The Statement of Applicability is also the most suitable document to obtain management authorization for the implementation of the ISMS
Just when you thought you had resolved all of the risk-related documents, here comes another one – the purpose of the Risk Treatment Plan is to define exactly how the controls from the SoA are to be implemented – who is going to do it, when, with what budget, etc. This document is actually an implementation plan focused on your controls, without which you wouldn’t be able to coordinate further steps in the project.
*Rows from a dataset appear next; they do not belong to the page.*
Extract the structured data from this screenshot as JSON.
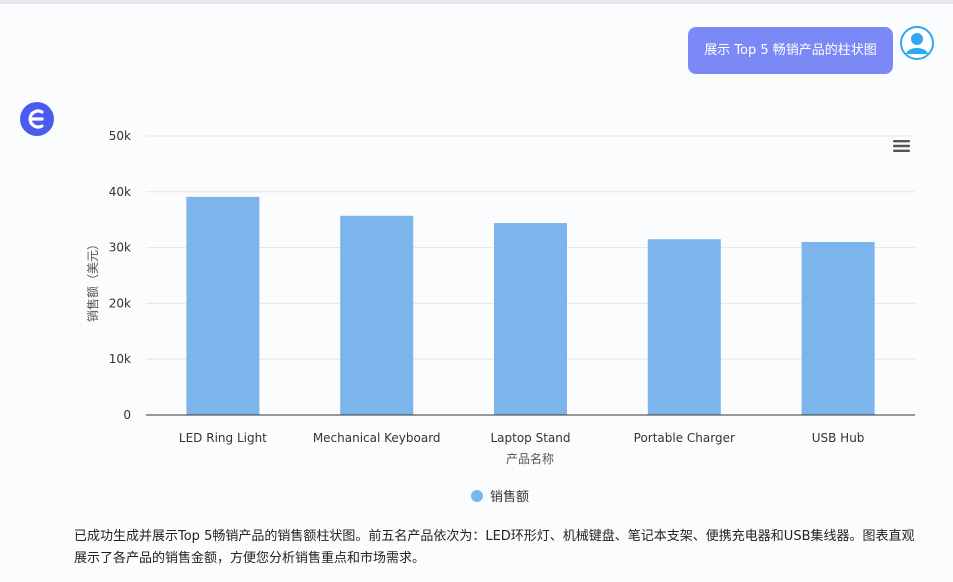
{
  "user_message": "展示 Top 5 畅销产品的柱状图",
  "assistant_message": "已成功生成并展示Top 5畅销产品的销售额柱状图。前五名产品依次为：LED环形灯、机械键盘、笔记本支架、便携充电器和USB集线器。图表直观展示了各产品的销售金额，方便您分析销售重点和市场需求。",
  "icons": {
    "user_avatar": "user-avatar-icon",
    "bot_avatar": "assistant-logo-icon",
    "chart_menu": "hamburger-menu-icon"
  },
  "colors": {
    "user_bubble": "#7b89f7",
    "bar": "#7cb5ec",
    "bot_logo": "#4a5cf0",
    "user_avatar": "#2ea8ef"
  },
  "chart_data": {
    "type": "bar",
    "categories": [
      "LED Ring Light",
      "Mechanical Keyboard",
      "Laptop Stand",
      "Portable Charger",
      "USB Hub"
    ],
    "series": [
      {
        "name": "销售额",
        "values": [
          39100,
          35700,
          34400,
          31500,
          31000
        ]
      }
    ],
    "title": "",
    "xlabel": "产品名称",
    "ylabel": "销售额（美元）",
    "ylim": [
      0,
      50000
    ],
    "yticks": [
      0,
      10000,
      20000,
      30000,
      40000,
      50000
    ],
    "ytick_labels": [
      "0",
      "10k",
      "20k",
      "30k",
      "40k",
      "50k"
    ],
    "grid": true,
    "legend": "bottom-center"
  }
}
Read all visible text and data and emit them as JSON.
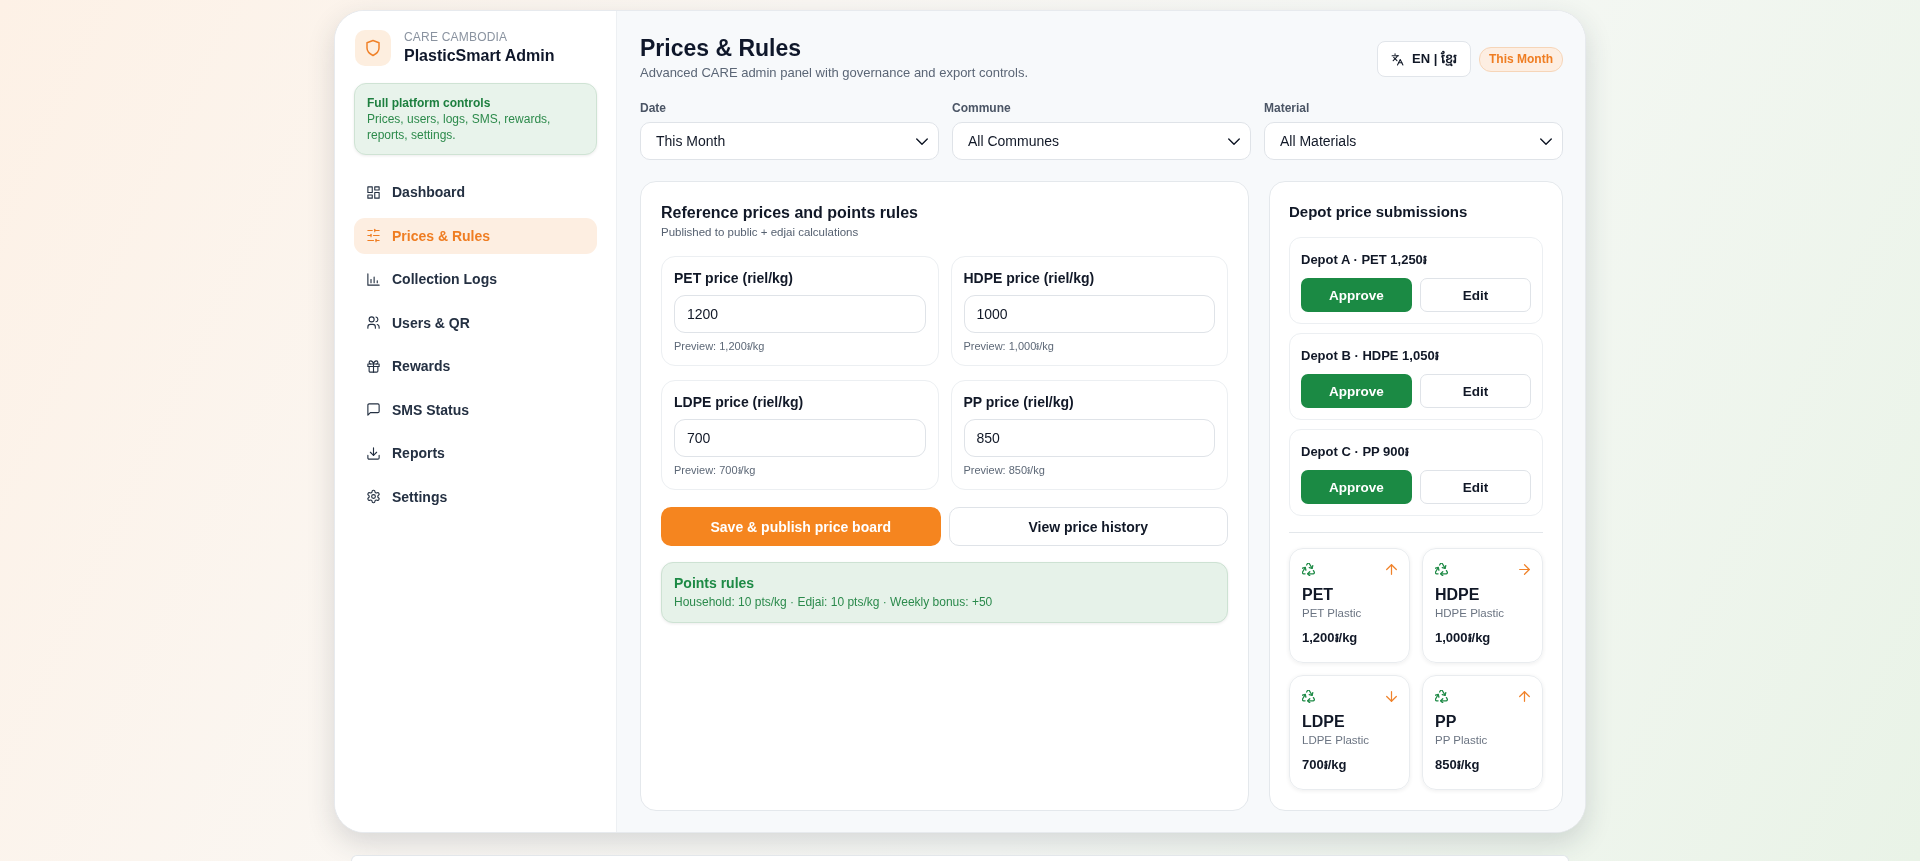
{
  "brand": {
    "org": "CARE CAMBODIA",
    "app": "PlasticSmart Admin"
  },
  "notice": {
    "title": "Full platform controls",
    "text": "Prices, users, logs, SMS, rewards, reports, settings."
  },
  "sidebar": {
    "items": [
      {
        "label": "Dashboard",
        "selected": false
      },
      {
        "label": "Prices & Rules",
        "selected": true
      },
      {
        "label": "Collection Logs",
        "selected": false
      },
      {
        "label": "Users & QR",
        "selected": false
      },
      {
        "label": "Rewards",
        "selected": false
      },
      {
        "label": "SMS Status",
        "selected": false
      },
      {
        "label": "Reports",
        "selected": false
      },
      {
        "label": "Settings",
        "selected": false
      }
    ]
  },
  "header": {
    "title": "Prices & Rules",
    "subtitle": "Advanced CARE admin panel with governance and export controls.",
    "language_button": "EN | ខ្មែរ",
    "period_badge": "This Month"
  },
  "filters": [
    {
      "label": "Date",
      "value": "This Month"
    },
    {
      "label": "Commune",
      "value": "All Communes"
    },
    {
      "label": "Material",
      "value": "All Materials"
    }
  ],
  "reference_card": {
    "title": "Reference prices and points rules",
    "subtitle": "Published to public + edjai calculations",
    "prices": [
      {
        "label": "PET price (riel/kg)",
        "value": "1200",
        "preview": "Preview: 1,200៛/kg"
      },
      {
        "label": "HDPE price (riel/kg)",
        "value": "1000",
        "preview": "Preview: 1,000៛/kg"
      },
      {
        "label": "LDPE price (riel/kg)",
        "value": "700",
        "preview": "Preview: 700៛/kg"
      },
      {
        "label": "PP price (riel/kg)",
        "value": "850",
        "preview": "Preview: 850៛/kg"
      }
    ],
    "buttons": [
      {
        "label": "Save & publish price board",
        "kind": "primary"
      },
      {
        "label": "View price history",
        "kind": "secondary"
      }
    ],
    "points_rules": {
      "title": "Points rules",
      "text": "Household: 10 pts/kg · Edjai: 10 pts/kg · Weekly bonus: +50"
    }
  },
  "depot_card": {
    "title": "Depot price submissions",
    "submissions": [
      {
        "label": "Depot A · PET 1,250៛",
        "approve": "Approve",
        "edit": "Edit"
      },
      {
        "label": "Depot B · HDPE 1,050៛",
        "approve": "Approve",
        "edit": "Edit"
      },
      {
        "label": "Depot C · PP 900៛",
        "approve": "Approve",
        "edit": "Edit"
      }
    ],
    "materials": [
      {
        "code": "PET",
        "name": "PET Plastic",
        "price": "1,200៛/kg",
        "kind": "up"
      },
      {
        "code": "HDPE",
        "name": "HDPE Plastic",
        "price": "1,000៛/kg",
        "kind": "flat"
      },
      {
        "code": "LDPE",
        "name": "LDPE Plastic",
        "price": "700៛/kg",
        "kind": "down"
      },
      {
        "code": "PP",
        "name": "PP Plastic",
        "price": "850៛/kg",
        "kind": "up"
      }
    ]
  }
}
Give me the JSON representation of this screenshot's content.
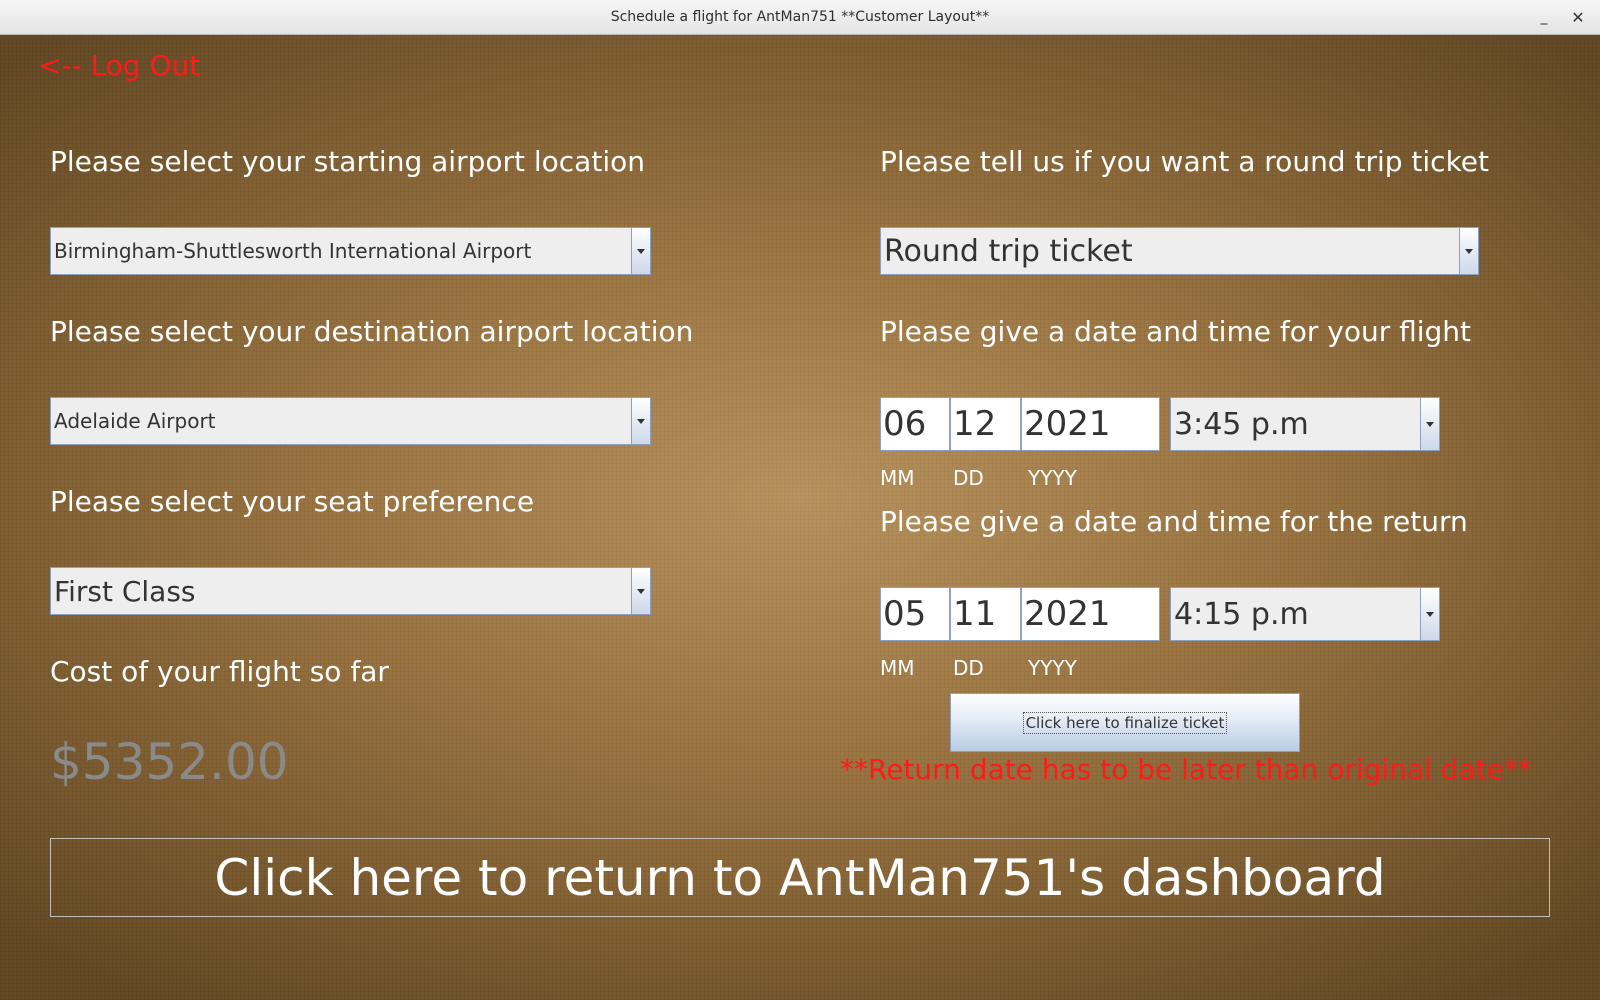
{
  "window": {
    "title": "Schedule a flight for AntMan751  **Customer Layout**",
    "minimize_glyph": "_",
    "close_glyph": "✕"
  },
  "logout": {
    "label": "<-- Log Out"
  },
  "left": {
    "start_label": "Please select your starting airport location",
    "start_value": "Birmingham-Shuttlesworth International Airport",
    "dest_label": "Please select your destination airport location",
    "dest_value": "Adelaide Airport",
    "seat_label": "Please select your seat preference",
    "seat_value": "First Class",
    "cost_label": "Cost of your flight so far",
    "cost_value": "$5352.00"
  },
  "right": {
    "trip_label": "Please tell us if you want a round trip ticket",
    "trip_value": "Round trip ticket",
    "depart_label": "Please give a date and time for your flight",
    "depart": {
      "mm": "06",
      "dd": "12",
      "yyyy": "2021",
      "time": "3:45 p.m"
    },
    "return_label": "Please give a date and time for the return",
    "return": {
      "mm": "05",
      "dd": "11",
      "yyyy": "2021",
      "time": "4:15 p.m"
    },
    "mm_caption": "MM",
    "dd_caption": "DD",
    "yyyy_caption": "YYYY",
    "finalize_label": "Click here to finalize ticket",
    "error_text": "**Return date has to be later than original date**"
  },
  "dashboard_button": {
    "label": "Click here to return to AntMan751's dashboard"
  },
  "colors": {
    "error": "#ff1a1a",
    "label": "#ffffff",
    "cost": "#8a8a8a",
    "background": "#93703f"
  }
}
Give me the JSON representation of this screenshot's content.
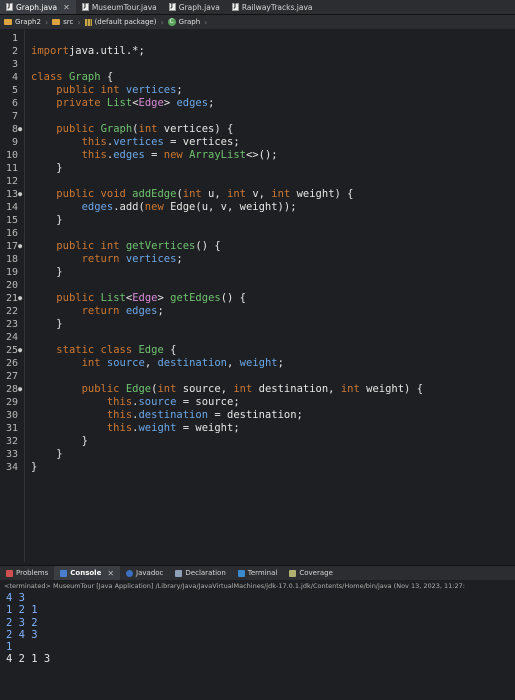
{
  "tabs": [
    "Graph.java",
    "MuseumTour.java",
    "Graph.java",
    "RailwayTracks.java"
  ],
  "breadcrumb": [
    "Graph2",
    "src",
    "(default package)",
    "Graph"
  ],
  "code": [
    [],
    [
      [
        "kw",
        "import"
      ],
      [
        "",
        "java.util.*;"
      ]
    ],
    [],
    [
      [
        "kw",
        "class"
      ],
      [
        "ty",
        "Graph"
      ],
      [
        "",
        " {"
      ]
    ],
    [
      [
        "",
        "    "
      ],
      [
        "kw",
        "public int"
      ],
      [
        "",
        " "
      ],
      [
        "fld",
        "vertices"
      ],
      [
        "",
        ";"
      ]
    ],
    [
      [
        "",
        "    "
      ],
      [
        "kw",
        "private"
      ],
      [
        "",
        " "
      ],
      [
        "ty",
        "List"
      ],
      [
        "",
        "<"
      ],
      [
        "gen",
        "Edge"
      ],
      [
        "",
        "> "
      ],
      [
        "fld",
        "edges"
      ],
      [
        "",
        ";"
      ]
    ],
    [],
    [
      [
        "",
        "    "
      ],
      [
        "kw",
        "public"
      ],
      [
        "",
        " "
      ],
      [
        "ty",
        "Graph"
      ],
      [
        "",
        "("
      ],
      [
        "kw",
        "int"
      ],
      [
        "",
        " vertices) {"
      ]
    ],
    [
      [
        "",
        "        "
      ],
      [
        "kw",
        "this"
      ],
      [
        "",
        "."
      ],
      [
        "fld",
        "vertices"
      ],
      [
        "",
        " = vertices;"
      ]
    ],
    [
      [
        "",
        "        "
      ],
      [
        "kw",
        "this"
      ],
      [
        "",
        "."
      ],
      [
        "fld",
        "edges"
      ],
      [
        "",
        " = "
      ],
      [
        "kw",
        "new"
      ],
      [
        "",
        " "
      ],
      [
        "ty",
        "ArrayList"
      ],
      [
        "",
        "<>();"
      ]
    ],
    [
      [
        "",
        "    }"
      ]
    ],
    [],
    [
      [
        "",
        "    "
      ],
      [
        "kw",
        "public void"
      ],
      [
        "",
        " "
      ],
      [
        "ty",
        "addEdge"
      ],
      [
        "",
        "("
      ],
      [
        "kw",
        "int"
      ],
      [
        "",
        " u, "
      ],
      [
        "kw",
        "int"
      ],
      [
        "",
        " v, "
      ],
      [
        "kw",
        "int"
      ],
      [
        "",
        " weight) {"
      ]
    ],
    [
      [
        "",
        "        "
      ],
      [
        "fld",
        "edges"
      ],
      [
        "",
        ".add("
      ],
      [
        "kw",
        "new"
      ],
      [
        "",
        " Edge(u, v, weight));"
      ]
    ],
    [
      [
        "",
        "    }"
      ]
    ],
    [],
    [
      [
        "",
        "    "
      ],
      [
        "kw",
        "public int"
      ],
      [
        "",
        " "
      ],
      [
        "ty",
        "getVertices"
      ],
      [
        "",
        "() {"
      ]
    ],
    [
      [
        "",
        "        "
      ],
      [
        "kw",
        "return"
      ],
      [
        "",
        " "
      ],
      [
        "fld",
        "vertices"
      ],
      [
        "",
        ";"
      ]
    ],
    [
      [
        "",
        "    }"
      ]
    ],
    [],
    [
      [
        "",
        "    "
      ],
      [
        "kw",
        "public"
      ],
      [
        "",
        " "
      ],
      [
        "ty",
        "List"
      ],
      [
        "",
        "<"
      ],
      [
        "gen",
        "Edge"
      ],
      [
        "",
        "> "
      ],
      [
        "ty",
        "getEdges"
      ],
      [
        "",
        "() {"
      ]
    ],
    [
      [
        "",
        "        "
      ],
      [
        "kw",
        "return"
      ],
      [
        "",
        " "
      ],
      [
        "fld",
        "edges"
      ],
      [
        "",
        ";"
      ]
    ],
    [
      [
        "",
        "    }"
      ]
    ],
    [],
    [
      [
        "",
        "    "
      ],
      [
        "kw",
        "static class"
      ],
      [
        "",
        " "
      ],
      [
        "ty",
        "Edge"
      ],
      [
        "",
        " {"
      ]
    ],
    [
      [
        "",
        "        "
      ],
      [
        "kw",
        "int"
      ],
      [
        "",
        " "
      ],
      [
        "fld",
        "source"
      ],
      [
        "",
        ", "
      ],
      [
        "fld",
        "destination"
      ],
      [
        "",
        ", "
      ],
      [
        "fld",
        "weight"
      ],
      [
        "",
        ";"
      ]
    ],
    [],
    [
      [
        "",
        "        "
      ],
      [
        "kw",
        "public"
      ],
      [
        "",
        " "
      ],
      [
        "ty",
        "Edge"
      ],
      [
        "",
        "("
      ],
      [
        "kw",
        "int"
      ],
      [
        "",
        " source, "
      ],
      [
        "kw",
        "int"
      ],
      [
        "",
        " destination, "
      ],
      [
        "kw",
        "int"
      ],
      [
        "",
        " weight) {"
      ]
    ],
    [
      [
        "",
        "            "
      ],
      [
        "kw",
        "this"
      ],
      [
        "",
        "."
      ],
      [
        "fld",
        "source"
      ],
      [
        "",
        " = source;"
      ]
    ],
    [
      [
        "",
        "            "
      ],
      [
        "kw",
        "this"
      ],
      [
        "",
        "."
      ],
      [
        "fld",
        "destination"
      ],
      [
        "",
        " = destination;"
      ]
    ],
    [
      [
        "",
        "            "
      ],
      [
        "kw",
        "this"
      ],
      [
        "",
        "."
      ],
      [
        "fld",
        "weight"
      ],
      [
        "",
        " = weight;"
      ]
    ],
    [
      [
        "",
        "        }"
      ]
    ],
    [
      [
        "",
        "    }"
      ]
    ],
    [
      [
        "",
        "}"
      ]
    ]
  ],
  "markers": [
    8,
    13,
    17,
    21,
    25,
    28
  ],
  "panel_tabs": [
    "Problems",
    "Console",
    "Javadoc",
    "Declaration",
    "Terminal",
    "Coverage"
  ],
  "console_header": "<terminated> MuseumTour [Java Application] /Library/Java/JavaVirtualMachines/jdk-17.0.1.jdk/Contents/Home/bin/java  (Nov 13, 2023, 11:27:",
  "console_input_lines": [
    "4 3",
    "1 2 1",
    "2 3 2",
    "2 4 3",
    "1"
  ],
  "console_output_lines": [
    "4 2 1 3"
  ]
}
This is another task that is usually underestimated in a management system. The point here is – if you can’t measure what you’ve done, how can you be sure you have fulfilled the purpose? Therefore, be sure to define how you are going to measure the fulfillment of objectives you have set both for the whole ISMS, and for security processes and/or controls.
This might be easier said than done. This is where you have to implement the documents and records required by clauses 4 to 10 of the standard, and the applicable controls from Annex A
This is usually the riskiest task in your project because it means enforcing new behaviour in your organization. Often, new policies and procedures are needed (meaning that change is needed), and people usually resist change – this is why the next task (training and awareness) is crucial for avoiding that risk.
If you want your personnel to implement all of the new policies and procedures, first you have to explain to them why they are necessary, and train your people to be able to perform as expected. The absence of these activities in a management system is the second most common reason for ISO 27001 project failure
What is happening in your ISMS? How many incidents do you have, and of what type? Are all the procedures carried out properly?
This is where the objectives for your controls and measurement methodology come together – you have to check whether the results you obtain are achieving what you have set in your objectives. If not, you know something is wrong – you have to perform corrective and/or preventive actions.